Re: ....auf dass wir SEIN Wirken nicht mit unseren Werken verwechseln

von solana am 11.05.2014 13:37

Liebe Susan
Du meinst wahrscheinlich, dass man "auf beiden Seiten vom Pferd fallen" kann.
So wie manche Menschen in "religiösem Aktivismus" vor lauter "Tun" das "Hören auf Gott" vergessen ...
Aber es gibt eben auch den umgekehrten Fall, dass Menschen gar nicht erst "loslegen" und auf eine 100%ig sichere Bestätigung warten, dass sie mit dem, was sie vorhaben, ja keinen Fehler machen und es auch wirklich "in Gottes Sinne" ist ....

In jedem Fall ist wohl die Bereitschaft, sich korrigieren zu lassen, die wichtigste Vorraussetzung - wichtiger als immer alles vorn herein ganz perfekt und ohne Fehler zu machen. Dieser "falsche Perfektinstrieb" steht meiner Ansicht nach auch hinter dem Zögern, dem "Ja nichts falsch machen wollen"  (dann lieber nichts tun). Man sollte sich selbst nicht so wichtig nehmen und ruhig auch mal riskieren, daneben zu treten und sich wieder zurecht bringen lassen - im Bewusstsein, dass es ja nicht um "unser Werk" geht und darum, welche "Figur" wir dabei machen.

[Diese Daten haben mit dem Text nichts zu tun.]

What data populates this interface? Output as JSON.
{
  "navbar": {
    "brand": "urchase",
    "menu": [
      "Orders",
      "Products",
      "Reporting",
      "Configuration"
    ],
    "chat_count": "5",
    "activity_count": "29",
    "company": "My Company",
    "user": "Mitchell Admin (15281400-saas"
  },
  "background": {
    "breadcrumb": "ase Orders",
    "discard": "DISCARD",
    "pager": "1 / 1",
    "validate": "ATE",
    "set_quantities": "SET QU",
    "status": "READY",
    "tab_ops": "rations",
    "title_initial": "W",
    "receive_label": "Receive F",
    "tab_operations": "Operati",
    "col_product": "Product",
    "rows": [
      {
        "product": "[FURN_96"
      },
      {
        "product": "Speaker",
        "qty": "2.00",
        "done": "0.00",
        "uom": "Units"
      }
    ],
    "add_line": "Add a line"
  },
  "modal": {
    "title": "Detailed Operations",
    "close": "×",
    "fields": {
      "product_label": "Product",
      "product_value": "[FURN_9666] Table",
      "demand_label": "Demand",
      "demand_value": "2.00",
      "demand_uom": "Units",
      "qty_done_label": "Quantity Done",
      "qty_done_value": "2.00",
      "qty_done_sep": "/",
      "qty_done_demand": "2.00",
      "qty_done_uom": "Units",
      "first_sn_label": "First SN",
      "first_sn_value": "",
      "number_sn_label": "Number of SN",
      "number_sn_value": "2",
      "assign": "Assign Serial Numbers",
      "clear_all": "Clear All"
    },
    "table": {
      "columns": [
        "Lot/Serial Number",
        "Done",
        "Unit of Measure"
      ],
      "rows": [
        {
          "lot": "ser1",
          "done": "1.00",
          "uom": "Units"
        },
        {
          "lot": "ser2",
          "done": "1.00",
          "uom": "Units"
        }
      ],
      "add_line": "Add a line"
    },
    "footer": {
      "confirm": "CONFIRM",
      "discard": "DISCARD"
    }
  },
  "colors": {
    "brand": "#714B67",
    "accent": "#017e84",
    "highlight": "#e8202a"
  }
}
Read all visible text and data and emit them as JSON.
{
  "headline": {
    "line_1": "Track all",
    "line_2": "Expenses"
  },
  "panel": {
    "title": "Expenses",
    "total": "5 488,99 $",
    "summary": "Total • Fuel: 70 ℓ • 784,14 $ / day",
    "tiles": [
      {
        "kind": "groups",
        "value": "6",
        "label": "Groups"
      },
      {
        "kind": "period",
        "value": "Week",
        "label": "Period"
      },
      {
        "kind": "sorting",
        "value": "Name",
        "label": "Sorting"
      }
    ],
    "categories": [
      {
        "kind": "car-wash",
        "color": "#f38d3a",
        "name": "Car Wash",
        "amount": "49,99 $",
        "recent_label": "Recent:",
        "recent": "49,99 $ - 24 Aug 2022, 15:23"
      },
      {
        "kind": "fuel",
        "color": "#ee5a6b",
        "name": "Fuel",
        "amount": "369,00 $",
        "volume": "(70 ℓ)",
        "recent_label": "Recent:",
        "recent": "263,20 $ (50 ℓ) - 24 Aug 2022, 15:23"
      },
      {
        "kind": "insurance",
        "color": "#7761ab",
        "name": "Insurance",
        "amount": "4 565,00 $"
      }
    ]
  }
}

Ich finde es so schön, wie freimütig Paulus den Korinthern sein "klägliches" Auftreten in Erinnerung ruft:

1. Kor 2, 3 Und ich war bei euch in Schwachheit und in Furcht und mit großem Zittern; 4 und mein Wort und meine Predigt geschahen nicht mit überredenden Worten menschlicher Weisheit, sondern in Erweisung des Geistes und der Kraft, 5 damit euer Glaube nicht stehe auf Menschenweisheit, sondern auf Gottes Kraft.

Gruss
Solana


angeführte Bibelstellen (soweit nicht anders gekennzeichnet) sind aus Luther 1984/2017 zitiert nach dem Bibelserver

Antworten Zuletzt bearbeitet am 11.05.2014 13:39.

Wintergruen
Gelöschter Benutzer

Re: ....auf dass wir SEIN Wirken nicht mit unseren Werken verwechseln

von Wintergruen am 11.05.2014 13:16

susan schreibt: vor allem in Worten und vergisst nicht selten dabei völlig, was ER mit uns vorhat.

Liebe Susan
das habe ich leider nicht verstanden..  Ich höre vorallem oft den Satz: `was ER mit uns vorhat``

Was meint man damit ? Was hat Gott mit uns vor ?? außer uns ewiges Leben schenken ???

im Joh. 17,3 heißt es: 
Dies sagte Jesus. Und er erhob seine Augen zum Himmel und sprach: Vater, die Stunde ist da. Verherrliche deinen Sohn, damit der Sohn dich verherrlicht.Denn du hast ihm Macht über alle Menschen gegeben, damit er allen, die du ihm gegeben hast, ewiges Leben schenkt. Das ist das ewige Leben: dich, den einzigen wahren Gott, zu erkennen und Jesus Christus, den du gesandt hast.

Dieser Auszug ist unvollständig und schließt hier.